FourierOperatorSimple#

class mrinufft.operators.base.FourierOperatorSimple(samples, shape, density=False, n_coils=1, n_batchs=1, n_trans=1, smaps=None, raw_op=None, squeeze_dims=True)[source]#

Bases: FourierOperatorBase

Base class With simple implementation for NUFFT operator.

The NUFFT operation will be done sequentially and looped over coils and batches.

Parameters:
  • samples (NDArray) – The samples used by the operator.

  • shape (tuple) – The shape of the image space (in 2D or 3D)

  • density (bool or NDArray) – If True, the density compensation is estimated from the samples. If False, no density compensation is applied. If NDArray, the density compensation is applied from the array.

  • n_coils (int) – The number of coils.

  • smaps (NDArray) – The sensitivity maps.

  • raw_op (object) – An object implementing the NUFFT API. Ut should be responsible to compute a single type 1 /type 2 NUFFT.

Methods

__init__

adj_op

Non Cartesian MRI adjoint operator.

check_shape

Validate the shapes of the image or k-space data against operator shapes.

compute_density

Compute the density compensation weights and set it.

compute_smaps

Compute the sensitivity maps and set it.

data_consistency

Compute the gradient data consistency.

get_lipschitz_cst

Return the Lipschitz constant of the operator.

make_autograd

Make a new Operator with autodiff support.

make_deepinv_phy

Make a new DeepInv Physics with NUFFT operator.

make_linops

Create a Scipy Linear Operator from the NUFFT operator.

op

Non Cartesian MRI forward operator.

pinv_solver

Solves the linear system Ax = y.

update_samples

Update the samples of the NUFFT operator.

with_autograd

Return a Fourier operator with autograd capabilities.
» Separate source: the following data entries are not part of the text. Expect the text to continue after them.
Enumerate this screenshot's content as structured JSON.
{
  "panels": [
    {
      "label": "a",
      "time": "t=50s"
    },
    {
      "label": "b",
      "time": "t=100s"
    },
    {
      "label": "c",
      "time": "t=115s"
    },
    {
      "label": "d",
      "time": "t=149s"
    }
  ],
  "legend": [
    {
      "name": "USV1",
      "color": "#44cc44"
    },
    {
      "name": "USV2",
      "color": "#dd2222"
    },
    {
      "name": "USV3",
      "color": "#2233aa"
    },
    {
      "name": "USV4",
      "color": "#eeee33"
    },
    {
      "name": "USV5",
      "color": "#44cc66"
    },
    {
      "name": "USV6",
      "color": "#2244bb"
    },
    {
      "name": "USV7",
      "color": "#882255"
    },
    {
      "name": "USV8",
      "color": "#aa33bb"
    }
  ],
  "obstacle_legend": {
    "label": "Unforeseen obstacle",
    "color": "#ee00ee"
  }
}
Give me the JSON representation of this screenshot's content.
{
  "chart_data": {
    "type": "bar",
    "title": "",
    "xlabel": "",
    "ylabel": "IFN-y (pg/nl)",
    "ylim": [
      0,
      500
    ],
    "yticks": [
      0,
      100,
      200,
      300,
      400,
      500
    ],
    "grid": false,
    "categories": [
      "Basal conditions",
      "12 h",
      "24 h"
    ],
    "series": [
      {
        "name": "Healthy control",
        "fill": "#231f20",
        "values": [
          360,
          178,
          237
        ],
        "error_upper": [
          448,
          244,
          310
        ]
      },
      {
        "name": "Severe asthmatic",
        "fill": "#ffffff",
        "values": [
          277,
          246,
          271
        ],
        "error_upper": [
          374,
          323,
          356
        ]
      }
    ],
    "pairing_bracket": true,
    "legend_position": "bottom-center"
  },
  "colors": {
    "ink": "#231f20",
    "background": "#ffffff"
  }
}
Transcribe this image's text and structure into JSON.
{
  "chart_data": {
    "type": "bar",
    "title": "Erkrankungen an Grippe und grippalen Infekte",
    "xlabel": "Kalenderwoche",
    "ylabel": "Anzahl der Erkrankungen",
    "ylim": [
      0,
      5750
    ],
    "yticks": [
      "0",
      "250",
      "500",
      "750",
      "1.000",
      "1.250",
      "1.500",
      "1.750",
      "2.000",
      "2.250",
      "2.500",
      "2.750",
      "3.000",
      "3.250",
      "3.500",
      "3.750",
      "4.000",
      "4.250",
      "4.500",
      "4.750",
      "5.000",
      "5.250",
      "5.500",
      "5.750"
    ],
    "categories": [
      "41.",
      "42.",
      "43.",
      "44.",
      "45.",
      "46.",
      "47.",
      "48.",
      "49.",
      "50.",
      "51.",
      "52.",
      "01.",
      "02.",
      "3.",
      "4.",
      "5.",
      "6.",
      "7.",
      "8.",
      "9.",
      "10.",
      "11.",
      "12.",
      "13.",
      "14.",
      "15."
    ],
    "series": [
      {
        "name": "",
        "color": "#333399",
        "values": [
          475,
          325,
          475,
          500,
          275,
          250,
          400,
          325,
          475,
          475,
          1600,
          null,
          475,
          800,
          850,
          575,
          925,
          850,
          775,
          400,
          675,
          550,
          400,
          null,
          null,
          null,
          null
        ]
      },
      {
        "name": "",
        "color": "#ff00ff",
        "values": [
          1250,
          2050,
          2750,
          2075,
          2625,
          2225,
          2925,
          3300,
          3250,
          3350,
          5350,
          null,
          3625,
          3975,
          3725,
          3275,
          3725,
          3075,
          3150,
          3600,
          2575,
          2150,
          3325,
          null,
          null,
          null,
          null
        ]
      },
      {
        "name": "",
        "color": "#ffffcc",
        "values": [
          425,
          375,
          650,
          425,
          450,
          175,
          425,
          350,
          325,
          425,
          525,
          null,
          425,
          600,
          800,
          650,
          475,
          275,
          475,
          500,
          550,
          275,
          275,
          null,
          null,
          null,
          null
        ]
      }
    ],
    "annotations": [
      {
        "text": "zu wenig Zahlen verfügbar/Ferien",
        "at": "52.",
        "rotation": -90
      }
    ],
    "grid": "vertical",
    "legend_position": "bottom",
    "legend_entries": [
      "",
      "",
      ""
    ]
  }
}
with_off_resonance_correction

Return a new operator with Off Resonnance Correction.

Attributes

autograd_available

cpx_dtype

Return complex floating precision of the operator.

density

Density compensation of the operator.

dtype

Return floating precision of the operator.

img_full_shape

Full image shape with batch and coil dimensions.

interfaces

ksp_full_shape

Full kspace shape with batch and coil dimensions.

n_batchs

Number of coils for the operator.

n_coils

Number of coils for the operator.

n_samples

Return the number of samples used by the operator.

ndim

Number of dimensions in image space of the operator.

norm_factor

Normalization factor of the operator.

samples

Return the samples used by the operator.

shape

Shape of the image space of the operator.

smaps

Sensitivity maps of the operator.

uses_density

Return True if the operator uses density compensation.

uses_sense

Return True if the operator uses sensitivity maps.

backend

available

Examples using mrinufft.operators.base.FourierOperatorSimple#

Minimal example script

Minimal example script
op(data, ksp=None)[source]#

Non Cartesian MRI forward operator.

Parameters:
  • data (NDArray)

  • space. (The uniform (2D or 3D) data in image)

Return type:

Results array on the same device as data.

Notes

this performs for every coil ell: ..math:: mathcal{F}mathcal{S}_ell x

adj_op(coeffs, img=None)[source]#

Non Cartesian MRI adjoint operator.

Parameters:

coeffs (np.array or GPUArray)

Return type:

Array in the same memory space of coeffs. (ie on cpu or gpu Memory).

data_consistency(image_data, obs_data)[source]#

Compute the gradient data consistency.

This mixes the op and adj_op method to perform F_adj(F(x-y)) on a per coil basis. By doing the computation coil wise, it uses less memory than the naive call to adj_op(op(x)-y)

Parameters:
  • image (array) – Image on which the gradient operation will be evaluated. N_coil x Image shape is not using sense.

  • obs_data (array) – Observed data.